Dla odmiany relacja z Wielkopolskiej Ścieżki Huculskiej - http://www.peckiel.pl/huculy/racot-18-sierpnia-2018/
[hr]
26. Klacz CZAPLA GORAL hc (Rewir – Całka po Hroby XXI-50), ur. 2008-05-02
3. Ogier SANDERUS HROBY hc (Hroby XXI-50 – Selma po Paw), ur. 2013-05-11
Ktoś może mi powiedzieć coś więcej o ogierze Orkan-W? Jakieś zdjęcia potomstwa prócz tych dwóch, które są w bazie koni?
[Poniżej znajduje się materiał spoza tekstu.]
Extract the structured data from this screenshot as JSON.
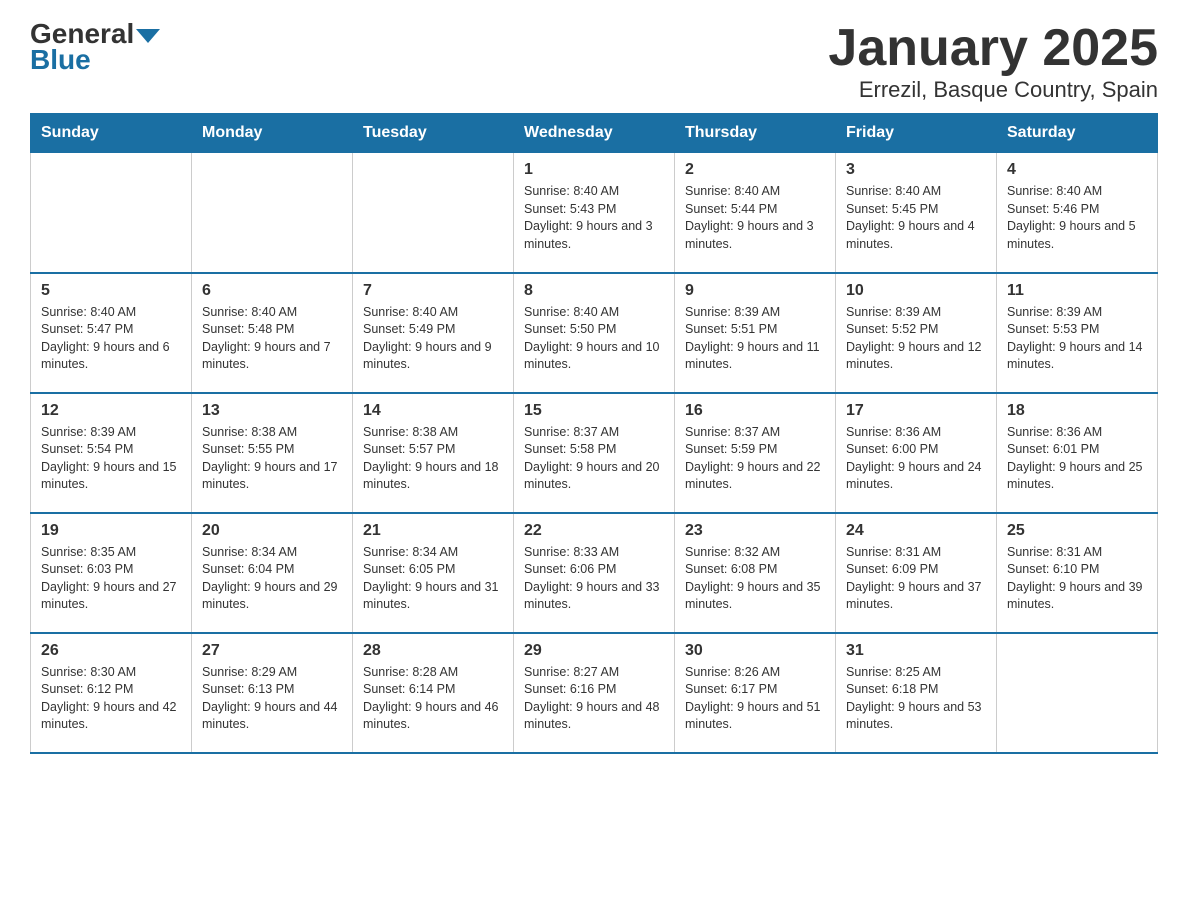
{
  "logo": {
    "general": "General",
    "blue": "Blue"
  },
  "title": "January 2025",
  "subtitle": "Errezil, Basque Country, Spain",
  "weekdays": [
    "Sunday",
    "Monday",
    "Tuesday",
    "Wednesday",
    "Thursday",
    "Friday",
    "Saturday"
  ],
  "weeks": [
    [
      {
        "day": "",
        "info": ""
      },
      {
        "day": "",
        "info": ""
      },
      {
        "day": "",
        "info": ""
      },
      {
        "day": "1",
        "info": "Sunrise: 8:40 AM\nSunset: 5:43 PM\nDaylight: 9 hours\nand 3 minutes."
      },
      {
        "day": "2",
        "info": "Sunrise: 8:40 AM\nSunset: 5:44 PM\nDaylight: 9 hours\nand 3 minutes."
      },
      {
        "day": "3",
        "info": "Sunrise: 8:40 AM\nSunset: 5:45 PM\nDaylight: 9 hours\nand 4 minutes."
      },
      {
        "day": "4",
        "info": "Sunrise: 8:40 AM\nSunset: 5:46 PM\nDaylight: 9 hours\nand 5 minutes."
      }
    ],
    [
      {
        "day": "5",
        "info": "Sunrise: 8:40 AM\nSunset: 5:47 PM\nDaylight: 9 hours\nand 6 minutes."
      },
      {
        "day": "6",
        "info": "Sunrise: 8:40 AM\nSunset: 5:48 PM\nDaylight: 9 hours\nand 7 minutes."
      },
      {
        "day": "7",
        "info": "Sunrise: 8:40 AM\nSunset: 5:49 PM\nDaylight: 9 hours\nand 9 minutes."
      },
      {
        "day": "8",
        "info": "Sunrise: 8:40 AM\nSunset: 5:50 PM\nDaylight: 9 hours\nand 10 minutes."
      },
      {
        "day": "9",
        "info": "Sunrise: 8:39 AM\nSunset: 5:51 PM\nDaylight: 9 hours\nand 11 minutes."
      },
      {
        "day": "10",
        "info": "Sunrise: 8:39 AM\nSunset: 5:52 PM\nDaylight: 9 hours\nand 12 minutes."
      },
      {
        "day": "11",
        "info": "Sunrise: 8:39 AM\nSunset: 5:53 PM\nDaylight: 9 hours\nand 14 minutes."
      }
    ],
    [
      {
        "day": "12",
        "info": "Sunrise: 8:39 AM\nSunset: 5:54 PM\nDaylight: 9 hours\nand 15 minutes."
      },
      {
        "day": "13",
        "info": "Sunrise: 8:38 AM\nSunset: 5:55 PM\nDaylight: 9 hours\nand 17 minutes."
      },
      {
        "day": "14",
        "info": "Sunrise: 8:38 AM\nSunset: 5:57 PM\nDaylight: 9 hours\nand 18 minutes."
      },
      {
        "day": "15",
        "info": "Sunrise: 8:37 AM\nSunset: 5:58 PM\nDaylight: 9 hours\nand 20 minutes."
      },
      {
        "day": "16",
        "info": "Sunrise: 8:37 AM\nSunset: 5:59 PM\nDaylight: 9 hours\nand 22 minutes."
      },
      {
        "day": "17",
        "info": "Sunrise: 8:36 AM\nSunset: 6:00 PM\nDaylight: 9 hours\nand 24 minutes."
      },
      {
        "day": "18",
        "info": "Sunrise: 8:36 AM\nSunset: 6:01 PM\nDaylight: 9 hours\nand 25 minutes."
      }
    ],
    [
      {
        "day": "19",
        "info": "Sunrise: 8:35 AM\nSunset: 6:03 PM\nDaylight: 9 hours\nand 27 minutes."
      },
      {
        "day": "20",
        "info": "Sunrise: 8:34 AM\nSunset: 6:04 PM\nDaylight: 9 hours\nand 29 minutes."
      },
      {
        "day": "21",
        "info": "Sunrise: 8:34 AM\nSunset: 6:05 PM\nDaylight: 9 hours\nand 31 minutes."
      },
      {
        "day": "22",
        "info": "Sunrise: 8:33 AM\nSunset: 6:06 PM\nDaylight: 9 hours\nand 33 minutes."
      },
      {
        "day": "23",
        "info": "Sunrise: 8:32 AM\nSunset: 6:08 PM\nDaylight: 9 hours\nand 35 minutes."
      },
      {
        "day": "24",
        "info": "Sunrise: 8:31 AM\nSunset: 6:09 PM\nDaylight: 9 hours\nand 37 minutes."
      },
      {
        "day": "25",
        "info": "Sunrise: 8:31 AM\nSunset: 6:10 PM\nDaylight: 9 hours\nand 39 minutes."
      }
    ],
    [
      {
        "day": "26",
        "info": "Sunrise: 8:30 AM\nSunset: 6:12 PM\nDaylight: 9 hours\nand 42 minutes."
      },
      {
        "day": "27",
        "info": "Sunrise: 8:29 AM\nSunset: 6:13 PM\nDaylight: 9 hours\nand 44 minutes."
      },
      {
        "day": "28",
        "info": "Sunrise: 8:28 AM\nSunset: 6:14 PM\nDaylight: 9 hours\nand 46 minutes."
      },
      {
        "day": "29",
        "info": "Sunrise: 8:27 AM\nSunset: 6:16 PM\nDaylight: 9 hours\nand 48 minutes."
      },
      {
        "day": "30",
        "info": "Sunrise: 8:26 AM\nSunset: 6:17 PM\nDaylight: 9 hours\nand 51 minutes."
      },
      {
        "day": "31",
        "info": "Sunrise: 8:25 AM\nSunset: 6:18 PM\nDaylight: 9 hours\nand 53 minutes."
      },
      {
        "day": "",
        "info": ""
      }
    ]
  ]
}
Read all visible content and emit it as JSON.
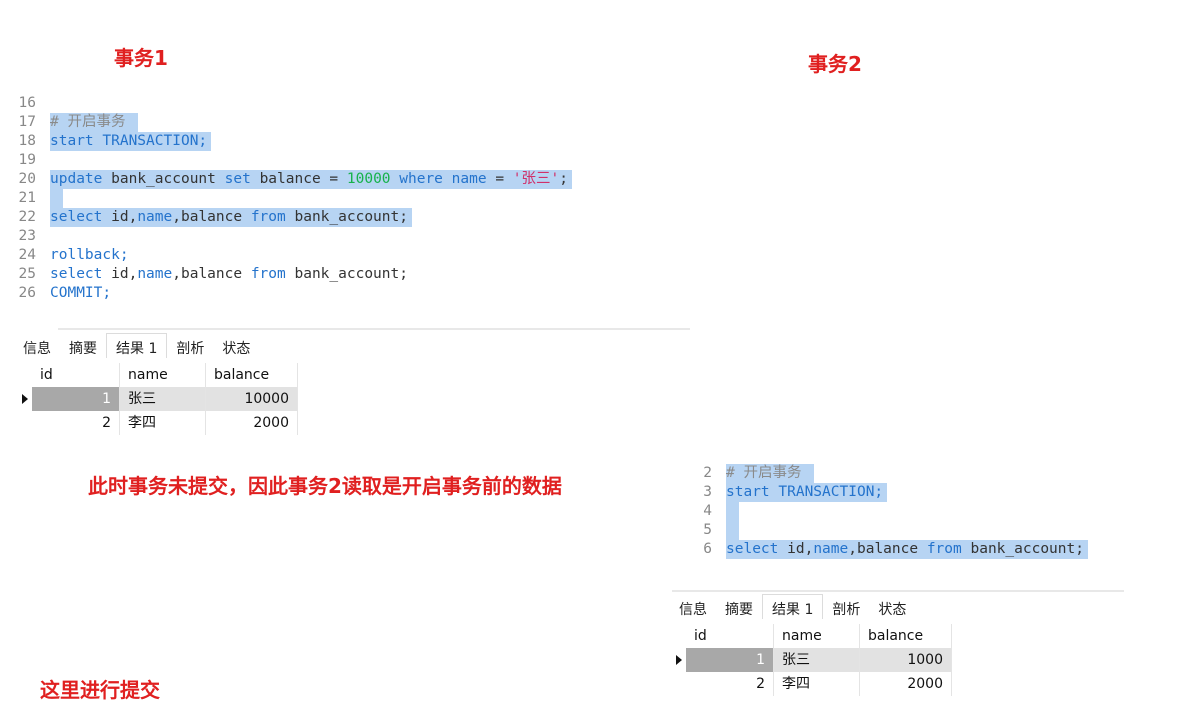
{
  "labels": {
    "tx1": "事务1",
    "tx2": "事务2",
    "note": "此时事务未提交，因此事务2读取是开启事务前的数据",
    "commit_note": "这里进行提交"
  },
  "editor1": {
    "line_numbers": [
      "16",
      "17",
      "18",
      "19",
      "20",
      "21",
      "22",
      "23",
      "24",
      "25",
      "26"
    ],
    "comment": "# 开启事务",
    "start_kw": "start",
    "start_rest": "TRANSACTION;",
    "update_kw": "update",
    "update_table": "bank_account",
    "set_kw": "set",
    "set_col": "balance =",
    "value": "10000",
    "where_kw": "where",
    "name_col": "name",
    "eq": "=",
    "name_val": "'张三'",
    "semicolon": ";",
    "select_kw": "select",
    "select_cols_a": "id,",
    "select_cols_name": "name",
    "select_cols_b": ",balance",
    "from_kw": "from",
    "from_table": "bank_account;",
    "rollback": "rollback;",
    "commit": "COMMIT;"
  },
  "editor2": {
    "line_numbers": [
      "2",
      "3",
      "4",
      "5",
      "6"
    ],
    "comment": "# 开启事务",
    "start_kw": "start",
    "start_rest": "TRANSACTION;",
    "select_kw": "select",
    "select_cols_a": "id,",
    "select_cols_name": "name",
    "select_cols_b": ",balance",
    "from_kw": "from",
    "from_table": "bank_account;"
  },
  "tabs": [
    "信息",
    "摘要",
    "结果 1",
    "剖析",
    "状态"
  ],
  "grid_headers": {
    "id": "id",
    "name": "name",
    "balance": "balance"
  },
  "grid1_rows": [
    {
      "id": "1",
      "name": "张三",
      "balance": "10000"
    },
    {
      "id": "2",
      "name": "李四",
      "balance": "2000"
    }
  ],
  "grid2_rows": [
    {
      "id": "1",
      "name": "张三",
      "balance": "1000"
    },
    {
      "id": "2",
      "name": "李四",
      "balance": "2000"
    }
  ]
}
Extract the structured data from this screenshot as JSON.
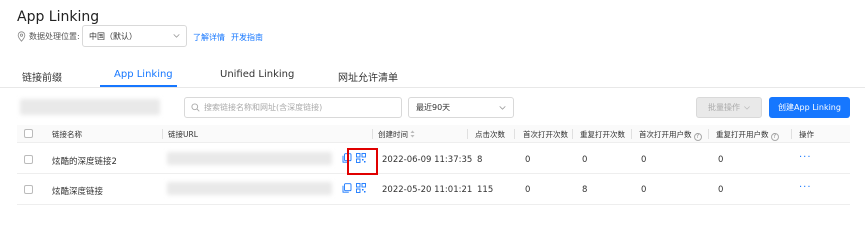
{
  "app_title": "App Linking",
  "location": {
    "label": "数据处理位置:",
    "value": "中国（默认）",
    "learn_more": "了解详情",
    "dev_guide": "开发指南"
  },
  "tabs": [
    {
      "label": "链接前缀"
    },
    {
      "label": "App Linking"
    },
    {
      "label": "Unified Linking"
    },
    {
      "label": "网址允许清单"
    }
  ],
  "toolbar": {
    "search_placeholder": "搜索链接名称和网址(含深度链接)",
    "days_value": "最近90天",
    "batch_label": "批量操作",
    "create_label": "创建App Linking"
  },
  "table": {
    "headers": [
      "链接名称",
      "链接URL",
      "创建时间",
      "点击次数",
      "首次打开次数",
      "重复打开次数",
      "首次打开用户数",
      "重复打开用户数",
      "操作"
    ],
    "rows": [
      {
        "name": "炫酷的深度链接2",
        "created": "2022-06-09 11:37:35",
        "clicks": "8",
        "first_open": "0",
        "repeat_open": "0",
        "first_users": "0",
        "repeat_users": "0",
        "action": "···"
      },
      {
        "name": "炫酷深度链接",
        "created": "2022-05-20 11:01:21",
        "clicks": "115",
        "first_open": "0",
        "repeat_open": "8",
        "first_users": "0",
        "repeat_users": "0",
        "action": "···"
      }
    ]
  },
  "colors": {
    "accent": "#1677ff",
    "highlight": "#e00000"
  }
}
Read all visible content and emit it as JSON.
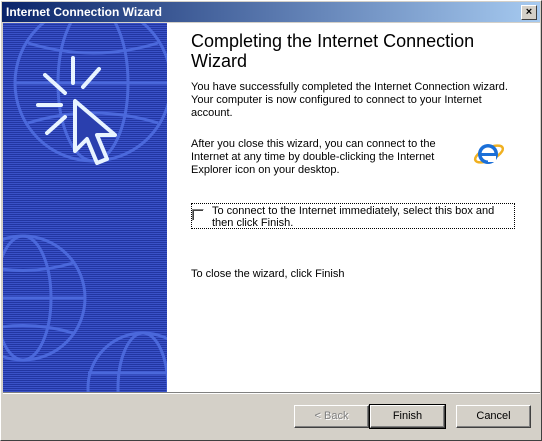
{
  "window": {
    "title": "Internet Connection Wizard",
    "close_label": "×"
  },
  "main": {
    "heading": "Completing the Internet Connection Wizard",
    "para1": "You have successfully completed the Internet Connection wizard. Your computer is now configured to connect to your Internet account.",
    "para2": "After you close this wizard, you can connect to the Internet at any time by double-clicking the Internet Explorer icon on your desktop.",
    "checkbox_label": "To connect to the Internet immediately, select this box and then click Finish.",
    "checkbox_checked": false,
    "para3": "To close the wizard, click Finish"
  },
  "buttons": {
    "back": "< Back",
    "finish": "Finish",
    "cancel": "Cancel"
  },
  "colors": {
    "sidebar": "#2a3fae",
    "titlebar_start": "#0a246a",
    "titlebar_end": "#a6caf0"
  }
}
Spokojny, dość rosły jak na hucuła. Miałem go z miesiac u siebie. Przy kryciu, w obejściu bez zarzutu. Jedyne co mi nie leżało do końca to wg mnie miał sarkoidy w okolicach mostka. Urodziły mi sie po nim 2 źrebaki, jednomaściste, raczej spokojne, za wiele nie wiem bo jako odsadki sprzedane. Ostatnio widziałem u znajomej konie po nim, bo tez go miałą na punkcie to wg mnie conajmniej poprawne źrebole, mocne, na fajnej nodze  🏇
Gdzie sprawdzić czy klacz ma zdaną próbę dzielności? Na rodowodowej bazie koni są tylko podstawowe rzeczy, wyników nie ma. Da się do tego jakoś dotrzeć? Np moja przeszła i zdała a ja przegapiłam zrobienie wpisu w paszporcie. I jeśli ktoś podobnie zaniedbał to warto by wiedzieć jaka jest sytuacja.
Tego nie wpisują w paszport. Jak wiesz gdzie i kiedy zdala to mozesz sie tym podeprzeć.
Od 2-3 lat obligatoryjnie daja takie zaswiadczenia.
No właśnie nie wiem a chciałabym mieć pewność. Znajoma szuka hucułki i mam jej trochę podpowiadać więc chcę wiedzieć co i gdzie sprawdzać.
U mojej w nowym, takim grubszym paszporcie jest na to rubryka, ale rzeczywiście jest to od niedawna.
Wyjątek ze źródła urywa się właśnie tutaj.